Anfang Juni war die RWU-Absolventin Marina Rast, heute Sales Consultant bei der Firma doubleslash in Friedrichshafen, zu Gast an der RWU. In ihrem Vortrag gab sie den Studierenden einen praxisnahen Einblick in zentrale Prozesse des B2B-Vertriebs. Im Mittelpunkt stand der Customer Lifecycle beziehungsweise Sales Cycle bei doubleslash.

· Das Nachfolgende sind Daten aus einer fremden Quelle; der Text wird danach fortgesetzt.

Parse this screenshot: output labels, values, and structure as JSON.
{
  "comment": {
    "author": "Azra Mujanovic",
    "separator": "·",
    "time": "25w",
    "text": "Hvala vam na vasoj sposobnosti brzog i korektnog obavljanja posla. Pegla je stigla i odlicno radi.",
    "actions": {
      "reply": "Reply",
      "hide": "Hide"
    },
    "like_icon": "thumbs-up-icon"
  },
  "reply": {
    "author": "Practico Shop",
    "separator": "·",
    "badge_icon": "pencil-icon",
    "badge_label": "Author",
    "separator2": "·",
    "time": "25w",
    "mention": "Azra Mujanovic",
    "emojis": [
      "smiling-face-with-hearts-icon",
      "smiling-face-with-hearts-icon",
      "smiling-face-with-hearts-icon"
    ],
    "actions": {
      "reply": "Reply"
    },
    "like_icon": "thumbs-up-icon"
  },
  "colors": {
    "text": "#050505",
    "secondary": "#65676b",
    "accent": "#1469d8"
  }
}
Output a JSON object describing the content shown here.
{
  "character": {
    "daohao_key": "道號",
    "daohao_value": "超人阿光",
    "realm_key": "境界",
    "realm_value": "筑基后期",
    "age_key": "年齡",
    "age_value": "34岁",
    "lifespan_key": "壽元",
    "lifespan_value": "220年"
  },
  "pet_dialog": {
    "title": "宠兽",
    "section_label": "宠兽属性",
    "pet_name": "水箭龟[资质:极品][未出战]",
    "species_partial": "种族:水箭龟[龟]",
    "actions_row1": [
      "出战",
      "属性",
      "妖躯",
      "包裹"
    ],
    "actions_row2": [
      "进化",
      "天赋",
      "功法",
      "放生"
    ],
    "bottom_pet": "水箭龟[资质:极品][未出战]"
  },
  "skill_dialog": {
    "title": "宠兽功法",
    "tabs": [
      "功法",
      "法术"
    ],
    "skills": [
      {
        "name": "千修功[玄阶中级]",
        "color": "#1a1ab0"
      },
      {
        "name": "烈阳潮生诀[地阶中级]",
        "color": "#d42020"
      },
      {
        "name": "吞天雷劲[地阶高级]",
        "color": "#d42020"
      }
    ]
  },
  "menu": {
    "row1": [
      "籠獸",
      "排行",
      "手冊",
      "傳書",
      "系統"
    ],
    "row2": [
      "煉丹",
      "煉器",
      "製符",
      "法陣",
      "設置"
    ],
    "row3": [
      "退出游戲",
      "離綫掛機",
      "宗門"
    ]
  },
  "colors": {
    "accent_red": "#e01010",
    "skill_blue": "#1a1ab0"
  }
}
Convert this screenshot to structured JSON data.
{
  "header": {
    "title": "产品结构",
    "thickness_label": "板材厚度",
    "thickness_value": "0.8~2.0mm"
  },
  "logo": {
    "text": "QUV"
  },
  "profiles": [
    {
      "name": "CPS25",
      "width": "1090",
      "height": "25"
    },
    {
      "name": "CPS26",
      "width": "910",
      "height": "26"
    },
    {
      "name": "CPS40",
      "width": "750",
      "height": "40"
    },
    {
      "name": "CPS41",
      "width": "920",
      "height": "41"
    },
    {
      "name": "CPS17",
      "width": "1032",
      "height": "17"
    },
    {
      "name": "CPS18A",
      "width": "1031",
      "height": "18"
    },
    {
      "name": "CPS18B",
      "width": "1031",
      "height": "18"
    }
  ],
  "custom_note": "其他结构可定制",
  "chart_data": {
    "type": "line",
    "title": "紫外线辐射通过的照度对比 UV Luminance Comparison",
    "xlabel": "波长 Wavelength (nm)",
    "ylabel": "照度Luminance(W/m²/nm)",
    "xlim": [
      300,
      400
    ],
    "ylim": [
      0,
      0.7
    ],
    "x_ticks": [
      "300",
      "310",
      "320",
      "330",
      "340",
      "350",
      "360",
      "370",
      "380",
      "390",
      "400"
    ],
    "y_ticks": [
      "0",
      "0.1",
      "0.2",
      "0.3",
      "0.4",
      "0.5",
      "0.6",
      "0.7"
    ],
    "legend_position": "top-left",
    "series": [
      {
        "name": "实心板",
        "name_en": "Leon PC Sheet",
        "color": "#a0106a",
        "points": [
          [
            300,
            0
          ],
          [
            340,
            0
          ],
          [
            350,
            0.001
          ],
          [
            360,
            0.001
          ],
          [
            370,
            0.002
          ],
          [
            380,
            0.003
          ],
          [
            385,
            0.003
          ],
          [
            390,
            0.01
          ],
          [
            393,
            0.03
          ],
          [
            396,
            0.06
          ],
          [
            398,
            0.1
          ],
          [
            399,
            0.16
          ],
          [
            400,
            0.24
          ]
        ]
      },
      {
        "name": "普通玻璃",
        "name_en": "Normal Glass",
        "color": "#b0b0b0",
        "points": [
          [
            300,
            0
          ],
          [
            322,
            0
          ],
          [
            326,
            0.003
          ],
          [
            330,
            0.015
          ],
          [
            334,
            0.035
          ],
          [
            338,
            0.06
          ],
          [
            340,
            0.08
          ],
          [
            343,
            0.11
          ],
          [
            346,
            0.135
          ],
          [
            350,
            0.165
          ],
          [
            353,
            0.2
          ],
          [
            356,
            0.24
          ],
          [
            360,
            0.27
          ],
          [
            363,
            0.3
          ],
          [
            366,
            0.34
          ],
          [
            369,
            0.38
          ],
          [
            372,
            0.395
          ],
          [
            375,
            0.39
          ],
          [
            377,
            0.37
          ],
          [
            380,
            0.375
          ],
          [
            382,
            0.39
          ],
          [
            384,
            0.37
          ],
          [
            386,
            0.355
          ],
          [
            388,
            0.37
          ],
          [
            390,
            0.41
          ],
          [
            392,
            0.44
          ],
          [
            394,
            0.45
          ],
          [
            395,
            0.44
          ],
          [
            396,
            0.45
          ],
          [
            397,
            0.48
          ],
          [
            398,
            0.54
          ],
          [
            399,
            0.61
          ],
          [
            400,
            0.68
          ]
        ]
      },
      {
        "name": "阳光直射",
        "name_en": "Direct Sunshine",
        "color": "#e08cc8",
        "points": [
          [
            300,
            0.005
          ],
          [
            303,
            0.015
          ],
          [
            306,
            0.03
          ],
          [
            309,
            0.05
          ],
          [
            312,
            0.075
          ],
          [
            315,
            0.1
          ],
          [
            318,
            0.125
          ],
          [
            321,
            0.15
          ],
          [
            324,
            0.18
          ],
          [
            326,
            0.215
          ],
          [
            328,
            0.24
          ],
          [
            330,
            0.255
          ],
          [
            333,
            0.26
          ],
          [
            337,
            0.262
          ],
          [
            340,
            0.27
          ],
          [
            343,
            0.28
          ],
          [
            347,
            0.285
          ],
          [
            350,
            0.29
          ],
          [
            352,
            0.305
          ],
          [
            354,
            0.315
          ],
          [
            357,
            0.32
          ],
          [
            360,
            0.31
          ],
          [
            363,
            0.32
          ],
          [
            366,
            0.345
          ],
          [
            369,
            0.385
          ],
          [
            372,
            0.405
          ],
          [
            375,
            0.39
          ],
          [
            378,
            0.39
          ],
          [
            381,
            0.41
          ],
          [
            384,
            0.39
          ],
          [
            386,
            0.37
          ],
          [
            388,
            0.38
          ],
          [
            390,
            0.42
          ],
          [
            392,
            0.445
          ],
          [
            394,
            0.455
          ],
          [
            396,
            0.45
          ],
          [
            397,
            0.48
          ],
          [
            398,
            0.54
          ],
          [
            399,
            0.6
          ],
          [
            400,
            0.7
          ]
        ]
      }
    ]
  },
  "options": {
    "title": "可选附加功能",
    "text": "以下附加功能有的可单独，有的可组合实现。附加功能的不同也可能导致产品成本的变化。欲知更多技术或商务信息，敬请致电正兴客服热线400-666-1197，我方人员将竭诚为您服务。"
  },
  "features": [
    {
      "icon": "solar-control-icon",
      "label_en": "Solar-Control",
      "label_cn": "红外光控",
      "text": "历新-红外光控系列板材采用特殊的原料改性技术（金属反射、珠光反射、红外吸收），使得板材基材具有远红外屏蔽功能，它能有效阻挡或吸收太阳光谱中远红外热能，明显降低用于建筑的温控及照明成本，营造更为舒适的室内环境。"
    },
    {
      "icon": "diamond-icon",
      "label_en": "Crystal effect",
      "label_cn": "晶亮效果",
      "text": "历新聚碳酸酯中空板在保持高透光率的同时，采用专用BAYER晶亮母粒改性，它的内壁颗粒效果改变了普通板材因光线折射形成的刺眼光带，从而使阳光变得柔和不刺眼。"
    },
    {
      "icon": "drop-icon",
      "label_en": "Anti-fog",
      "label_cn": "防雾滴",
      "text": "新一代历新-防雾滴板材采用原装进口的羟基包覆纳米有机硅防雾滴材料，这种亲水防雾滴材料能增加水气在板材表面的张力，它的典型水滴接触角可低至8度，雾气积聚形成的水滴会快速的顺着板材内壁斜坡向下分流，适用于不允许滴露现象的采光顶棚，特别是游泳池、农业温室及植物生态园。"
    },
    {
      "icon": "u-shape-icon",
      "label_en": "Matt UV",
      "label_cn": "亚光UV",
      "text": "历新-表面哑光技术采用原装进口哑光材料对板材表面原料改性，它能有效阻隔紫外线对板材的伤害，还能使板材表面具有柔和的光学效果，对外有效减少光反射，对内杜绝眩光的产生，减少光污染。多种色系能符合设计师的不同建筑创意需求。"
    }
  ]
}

Ausgangspunkt war das „Desire“ des potenziellen Kunden. Intern wurde dabei zunächst geprüft, welches Potenzial ein Thema für das Unternehmen besitzt. Bei entsprechendem Interesse folgte die Phase der „Conviction“, in der ein Angebot erarbeitet wurde. Wurde ein Projekt gewonnen, schloss sich der Schritt „Action“ an, also die kundenspezifische Umsetzung des Auftrags. Den Abschluss bildete die Phase „Satisfaction“, deren Ziel langfristig zufriedene Kunden sind. Auch im weiteren Kundenkontakt übernahm der Vertrieb eine zentrale Rolle, etwa bei der Moderation und Lösung von Konflikten. Ziel war es, den Kunden eine feste Ansprechperson zur Verfügung zu stellen.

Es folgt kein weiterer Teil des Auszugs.